Prendre le bus, mais lequel ?

Petit rappel de ce qu’est un bus : il s’agit d’un « réseau » utilisé pour connecter plusieurs modules à une centrale numérique ; cela inclut les modules de rétrosignalisation, les manettes physiques et d’autres éléments. Cela peut également inclure des décodeurs d’accessoires (aiguillages, signaux), bien que ceux-ci puissent être directement connectés au signal de voie DCC.

Tout comme pour les interfaces de décodeurs DCC (voir mon ancien article ici), les fabricants ont créé (et parfois encouragé) un ensemble de solutions de bus complètement différentes et incompatibles. De plus, les bus disponibles pour une centrale donnée dépendent du fabricant et/ou du modèle de la centrale.

Il y a plus de 10 ans, je comparais sur ce blog le Loconet et le S88 ici. Voici maintenant une vue d’ensemble rapide, et un peu plus exhaustive, des principaux bus en 2024… préparez-vous à une aventure compliquée.

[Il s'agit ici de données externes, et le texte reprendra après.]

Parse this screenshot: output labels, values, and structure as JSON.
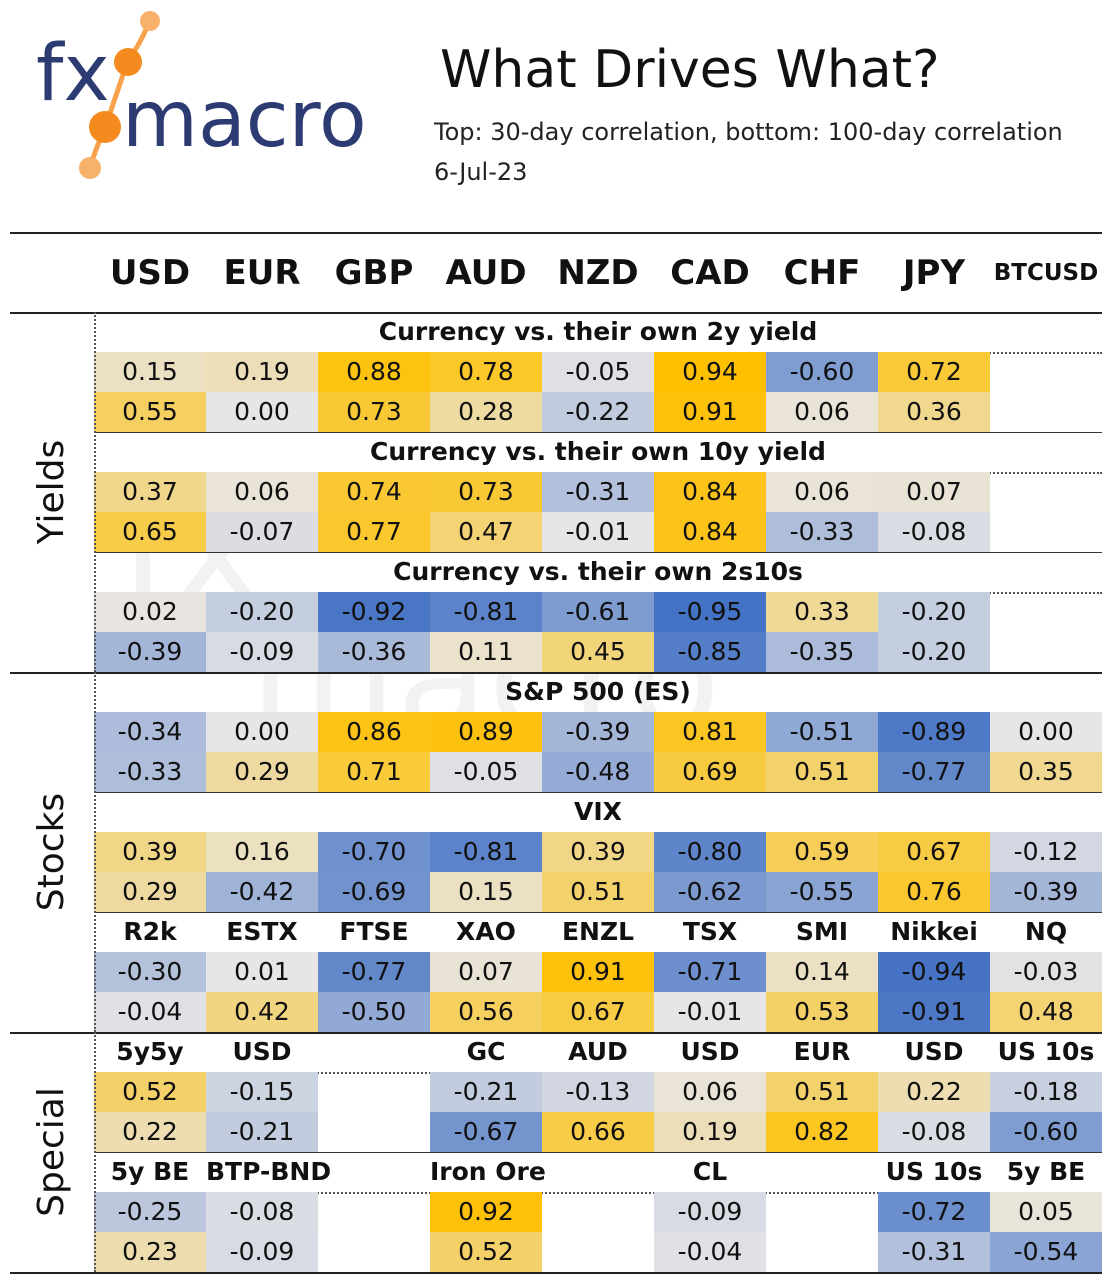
{
  "logo": {
    "line1": "fx",
    "line2": "macro"
  },
  "header": {
    "title": "What Drives What?",
    "subtitle": "Top: 30-day correlation, bottom: 100-day correlation",
    "date": "6-Jul-23"
  },
  "chart_data": {
    "type": "table",
    "columns": [
      "USD",
      "EUR",
      "GBP",
      "AUD",
      "NZD",
      "CAD",
      "CHF",
      "JPY",
      "BTCUSD"
    ],
    "sections": [
      {
        "label": "Yields",
        "groups": [
          {
            "title": "Currency vs. their own 2y yield",
            "top": [
              0.15,
              0.19,
              0.88,
              0.78,
              -0.05,
              0.94,
              -0.6,
              0.72,
              null
            ],
            "bottom": [
              0.55,
              0.0,
              0.73,
              0.28,
              -0.22,
              0.91,
              0.06,
              0.36,
              null
            ]
          },
          {
            "title": "Currency vs. their own 10y yield",
            "top": [
              0.37,
              0.06,
              0.74,
              0.73,
              -0.31,
              0.84,
              0.06,
              0.07,
              null
            ],
            "bottom": [
              0.65,
              -0.07,
              0.77,
              0.47,
              -0.01,
              0.84,
              -0.33,
              -0.08,
              null
            ]
          },
          {
            "title": "Currency vs. their own 2s10s",
            "top": [
              0.02,
              -0.2,
              -0.92,
              -0.81,
              -0.61,
              -0.95,
              0.33,
              -0.2,
              null
            ],
            "bottom": [
              -0.39,
              -0.09,
              -0.36,
              0.11,
              0.45,
              -0.85,
              -0.35,
              -0.2,
              null
            ]
          }
        ]
      },
      {
        "label": "Stocks",
        "groups": [
          {
            "title": "S&P 500 (ES)",
            "top": [
              -0.34,
              0.0,
              0.86,
              0.89,
              -0.39,
              0.81,
              -0.51,
              -0.89,
              0.0
            ],
            "bottom": [
              -0.33,
              0.29,
              0.71,
              -0.05,
              -0.48,
              0.69,
              0.51,
              -0.77,
              0.35
            ]
          },
          {
            "title": "VIX",
            "top": [
              0.39,
              0.16,
              -0.7,
              -0.81,
              0.39,
              -0.8,
              0.59,
              0.67,
              -0.12
            ],
            "bottom": [
              0.29,
              -0.42,
              -0.69,
              0.15,
              0.51,
              -0.62,
              -0.55,
              0.76,
              -0.39
            ]
          },
          {
            "title": "",
            "labels": [
              "R2k",
              "ESTX",
              "FTSE",
              "XAO",
              "ENZL",
              "TSX",
              "SMI",
              "Nikkei",
              "NQ"
            ],
            "top": [
              -0.3,
              0.01,
              -0.77,
              0.07,
              0.91,
              -0.71,
              0.14,
              -0.94,
              -0.03
            ],
            "bottom": [
              -0.04,
              0.42,
              -0.5,
              0.56,
              0.67,
              -0.01,
              0.53,
              -0.91,
              0.48
            ]
          }
        ]
      },
      {
        "label": "Special",
        "groups": [
          {
            "title": "",
            "labels": [
              "5y5y",
              "USD",
              "",
              "GC",
              "AUD",
              "USD",
              "EUR",
              "USD",
              "US 10s"
            ],
            "top": [
              0.52,
              -0.15,
              null,
              -0.21,
              -0.13,
              0.06,
              0.51,
              0.22,
              -0.18
            ],
            "bottom": [
              0.22,
              -0.21,
              null,
              -0.67,
              0.66,
              0.19,
              0.82,
              -0.08,
              -0.6
            ]
          },
          {
            "title": "",
            "labels": [
              "5y BE",
              "BTP-BND",
              "",
              "Iron Ore",
              "",
              "CL",
              "",
              "US 10s",
              "5y BE"
            ],
            "top": [
              -0.25,
              -0.08,
              null,
              0.92,
              null,
              -0.09,
              null,
              -0.72,
              0.05
            ],
            "bottom": [
              0.23,
              -0.09,
              null,
              0.52,
              null,
              -0.04,
              null,
              -0.31,
              -0.54
            ]
          }
        ]
      }
    ]
  }
}
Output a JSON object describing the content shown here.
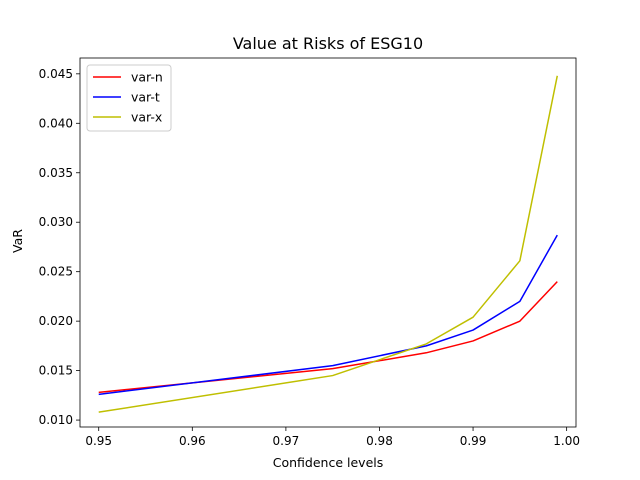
{
  "chart_data": {
    "type": "line",
    "title": "Value at Risks of ESG10",
    "xlabel": "Confidence levels",
    "ylabel": "VaR",
    "xlim": [
      0.948,
      1.001
    ],
    "ylim": [
      0.0093,
      0.0466
    ],
    "xticks": [
      0.95,
      0.96,
      0.97,
      0.98,
      0.99,
      1.0
    ],
    "xtick_labels": [
      "0.95",
      "0.96",
      "0.97",
      "0.98",
      "0.99",
      "1.00"
    ],
    "yticks": [
      0.01,
      0.015,
      0.02,
      0.025,
      0.03,
      0.035,
      0.04,
      0.045
    ],
    "ytick_labels": [
      "0.010",
      "0.015",
      "0.020",
      "0.025",
      "0.030",
      "0.035",
      "0.040",
      "0.045"
    ],
    "grid": false,
    "legend_position": "top-left",
    "x": [
      0.95,
      0.975,
      0.985,
      0.99,
      0.995,
      0.999
    ],
    "series": [
      {
        "name": "var-n",
        "color": "#ff0000",
        "values": [
          0.0128,
          0.0152,
          0.0168,
          0.018,
          0.02,
          0.024
        ]
      },
      {
        "name": "var-t",
        "color": "#0000ff",
        "values": [
          0.0126,
          0.0155,
          0.0175,
          0.0191,
          0.022,
          0.0287
        ]
      },
      {
        "name": "var-x",
        "color": "#bfbf00",
        "values": [
          0.0108,
          0.0145,
          0.0177,
          0.0204,
          0.0261,
          0.0448
        ]
      }
    ]
  }
}
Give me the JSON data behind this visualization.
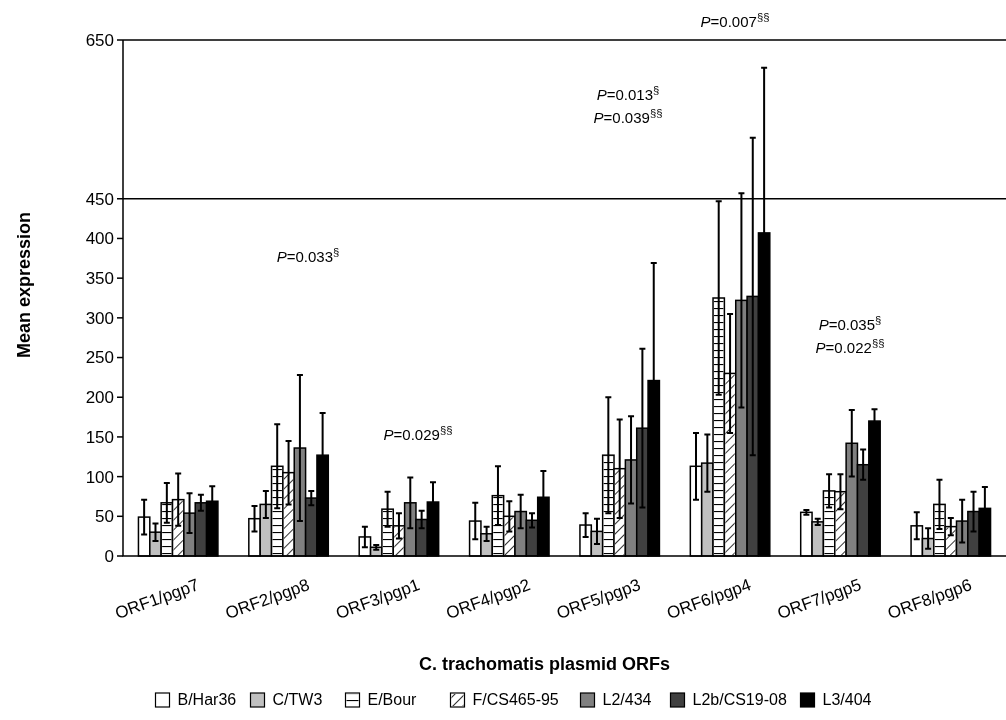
{
  "chart_data": {
    "type": "bar",
    "xlabel": "C. trachomatis plasmid ORFs",
    "ylabel": "Mean expression",
    "categories": [
      "ORF1/pgp7",
      "ORF2/pgp8",
      "ORF3/pgp1",
      "ORF4/pgp2",
      "ORF5/pgp3",
      "ORF6/pgp4",
      "ORF7/pgp5",
      "ORF8/pgp6"
    ],
    "series": [
      {
        "name": "B/Har36",
        "color": "#ffffff",
        "values": [
          49,
          47,
          24,
          44,
          39,
          113,
          55,
          38
        ],
        "errors": [
          22,
          16,
          13,
          23,
          15,
          42,
          3,
          17
        ]
      },
      {
        "name": "C/TW3",
        "color": "#c0c0c0",
        "values": [
          30,
          65,
          11,
          28,
          31,
          117,
          43,
          22
        ],
        "errors": [
          11,
          17,
          3,
          9,
          16,
          36,
          4,
          13
        ]
      },
      {
        "name": "E/Bour",
        "color": "#ffffff",
        "values": [
          67,
          113,
          59,
          76,
          127,
          325,
          82,
          65
        ],
        "errors": [
          25,
          53,
          22,
          37,
          73,
          122,
          21,
          31
        ]
      },
      {
        "name": "F/CS465-95",
        "color": "#ffffff",
        "values": [
          71,
          105,
          38,
          50,
          110,
          230,
          81,
          37
        ],
        "errors": [
          33,
          40,
          16,
          19,
          62,
          75,
          22,
          11
        ]
      },
      {
        "name": "L2/434",
        "color": "#808080",
        "values": [
          54,
          136,
          67,
          56,
          121,
          322,
          142,
          44
        ],
        "errors": [
          25,
          92,
          32,
          21,
          55,
          135,
          42,
          27
        ]
      },
      {
        "name": "L2b/CS19-08",
        "color": "#404040",
        "values": [
          67,
          73,
          46,
          45,
          161,
          327,
          115,
          56
        ],
        "errors": [
          10,
          9,
          11,
          9,
          100,
          200,
          19,
          25
        ]
      },
      {
        "name": "L3/404",
        "color": "#000000",
        "values": [
          69,
          127,
          68,
          74,
          221,
          407,
          170,
          60
        ],
        "errors": [
          19,
          53,
          25,
          33,
          148,
          208,
          15,
          27
        ]
      }
    ],
    "ylim": [
      0,
      650
    ],
    "yticks": [
      0,
      50,
      100,
      150,
      200,
      250,
      300,
      350,
      400,
      450,
      650
    ],
    "legend": "bottom",
    "annotations": [
      "P=0.033$^{§}$",
      "P=0.029$^{§§}$",
      "P=0.013$^{§}$",
      "P=0.039$^{§§}$",
      "P=0.007$^{§§}$",
      "P=0.035$^{§}$",
      "P=0.022$^{§§}$"
    ]
  }
}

Quelques remarques préliminaires :

  • Ce post inclut des avis personnels basés sur mes expériences ou lectures.
  • La section « Commun dans » ne se base pas sur des études de marché, mais sur ce que je constate via les fabricants et forums.
  • La « compatibilité des modules en pratique » indique, autant que je sache, si vous achetez un module pour ce bus, vous serez presque sûr qu’il fonctionnera réellement dans votre configuration (car oui, certains ne le font pas, et c’est bien ça le problème).
  • Certains de ces bus peuvent être connectés, via des modules d’interface spécifiques, à un ordinateur, même sans être reliés à une centrale. Cela permet un cas d’usage avancé pour ceux qui veulent contrôler leur réseau via différentes connexions informatiques (une pour la centrale, une autre pour l’interface du bus). Les avantages/désavantages de ces bus restent les mêmes dans ce cas, mais cela ouvre la possibilité d’utiliser un bus sans port dédié sur votre centrale.

À noter également, certains bus ici sont basés sur la norme CAN, issue de l’industrie automobile. C’est la « couche technique inférieure » du système de bus, généralement moderne et fiable. Cependant, il est important de noter que les bus CAN ne sont pas compatibles entre eux, même s’ils utilisent des connecteurs physiques identiques.

Ah, et un mot de précaution : beaucoup de ces bus utilisent des câbles RJ45 (câbles Ethernet). Ce sont des câbles bon marché et fiables. Mais en aucun cas, ces câbles de bus ne doivent être connectés directement à un port réseau d’ordinateur, un switch, un routeur ou un modem, ou tout autre équipement informatique en réseau (au risque de détruire les deux).

S88, le vétéran

Techniquement, le S88 n’est pas un bus, mais une interface série. Cependant, pour simplifier la compréhension pour nous, utilisateurs finaux, je l’inclus ici.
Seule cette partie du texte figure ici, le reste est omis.